Spatial map of human B cell compartmentalization

Abstract We have performed a comprehensive analysis of human lymphoid tissue from relatively inaccessible sites including SPL, BM and LN from normal donors. Most of what is known about human B cells comes from blood, a tissue that contains only ~2% of the immune cells in the body. Examination of different tissues from 14 independent donors reveals for the first time the global B cell population structure. We performed unbiased computational clustering on samples stained with antibodies to markers indicative of antigen experience, activation status, and tissue retention. We found that the population structure of splenic B cells is remarkably conserved across a large number of donors who vary by age, gender, environment and history of pathogen exposure.

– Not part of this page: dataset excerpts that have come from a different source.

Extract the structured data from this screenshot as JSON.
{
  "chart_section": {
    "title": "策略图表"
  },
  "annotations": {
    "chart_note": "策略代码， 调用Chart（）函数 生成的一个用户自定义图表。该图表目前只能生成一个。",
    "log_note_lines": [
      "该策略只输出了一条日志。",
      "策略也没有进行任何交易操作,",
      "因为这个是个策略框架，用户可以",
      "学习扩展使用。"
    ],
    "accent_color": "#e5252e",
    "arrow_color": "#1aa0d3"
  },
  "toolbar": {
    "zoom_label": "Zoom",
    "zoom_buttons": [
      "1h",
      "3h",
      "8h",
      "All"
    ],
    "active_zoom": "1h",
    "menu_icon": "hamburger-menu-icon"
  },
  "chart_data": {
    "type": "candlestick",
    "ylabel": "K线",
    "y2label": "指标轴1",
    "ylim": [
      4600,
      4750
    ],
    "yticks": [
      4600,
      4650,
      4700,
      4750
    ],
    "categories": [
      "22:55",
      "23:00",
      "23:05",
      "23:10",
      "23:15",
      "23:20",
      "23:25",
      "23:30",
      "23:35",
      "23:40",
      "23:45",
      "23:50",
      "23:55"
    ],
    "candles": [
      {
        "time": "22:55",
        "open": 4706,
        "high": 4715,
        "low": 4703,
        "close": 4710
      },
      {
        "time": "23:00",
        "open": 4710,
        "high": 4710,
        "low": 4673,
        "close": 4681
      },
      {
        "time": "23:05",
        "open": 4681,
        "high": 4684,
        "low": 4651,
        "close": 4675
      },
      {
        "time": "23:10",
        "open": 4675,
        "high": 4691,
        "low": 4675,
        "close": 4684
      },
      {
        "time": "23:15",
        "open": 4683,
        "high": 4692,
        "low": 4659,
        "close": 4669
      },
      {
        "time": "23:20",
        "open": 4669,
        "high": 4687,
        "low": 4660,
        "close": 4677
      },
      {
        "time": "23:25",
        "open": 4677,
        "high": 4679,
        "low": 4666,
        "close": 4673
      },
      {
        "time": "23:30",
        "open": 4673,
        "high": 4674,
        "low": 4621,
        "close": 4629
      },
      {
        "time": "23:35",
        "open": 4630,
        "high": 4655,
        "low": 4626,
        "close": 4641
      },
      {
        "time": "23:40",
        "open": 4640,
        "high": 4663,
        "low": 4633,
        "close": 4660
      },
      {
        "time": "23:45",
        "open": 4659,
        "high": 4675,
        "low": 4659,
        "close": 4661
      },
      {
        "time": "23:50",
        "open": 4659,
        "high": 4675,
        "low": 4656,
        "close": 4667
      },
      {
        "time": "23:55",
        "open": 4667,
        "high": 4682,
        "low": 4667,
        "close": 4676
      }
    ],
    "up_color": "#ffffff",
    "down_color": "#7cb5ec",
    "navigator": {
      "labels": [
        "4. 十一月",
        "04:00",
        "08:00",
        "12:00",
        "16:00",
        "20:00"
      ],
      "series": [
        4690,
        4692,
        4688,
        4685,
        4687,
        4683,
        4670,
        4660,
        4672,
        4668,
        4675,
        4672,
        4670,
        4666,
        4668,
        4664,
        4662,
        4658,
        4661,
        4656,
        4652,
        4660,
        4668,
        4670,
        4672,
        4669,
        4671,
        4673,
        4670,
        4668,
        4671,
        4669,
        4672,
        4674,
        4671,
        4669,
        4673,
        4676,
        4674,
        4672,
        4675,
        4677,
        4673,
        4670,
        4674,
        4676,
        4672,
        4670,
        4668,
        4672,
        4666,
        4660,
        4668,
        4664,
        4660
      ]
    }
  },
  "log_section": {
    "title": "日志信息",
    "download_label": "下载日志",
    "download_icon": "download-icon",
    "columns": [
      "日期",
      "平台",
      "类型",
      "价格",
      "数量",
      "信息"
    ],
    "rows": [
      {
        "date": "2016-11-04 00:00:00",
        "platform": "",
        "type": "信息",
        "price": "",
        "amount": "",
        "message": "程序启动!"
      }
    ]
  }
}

By contrast, blood B cell composition is highly individualized with respect to each donor while BM has a relatively uniform population structure with some individual tailoring. Comparison of paired tissues within individuals further demonstrates that SPL and blood contain largely non-overlapping populations, suggesting geographic segregation of B cell subsets within each person. Recently published Ig clonal tracking studies from this donor cohort demonstrates partitioning of B cell clonal sharing into two broad networks, one across blood rich tissues and the other restricted to portions of the GI tract. Knowledge about the mechanisms that direct the trafficking and retention of discrete B cell subsets to specific tissues has direct implication to how infections are controlled throughout the body. Our findings constitute the basis for a geographic understanding of B cell population structure that will inform studies on the human humoral immune response.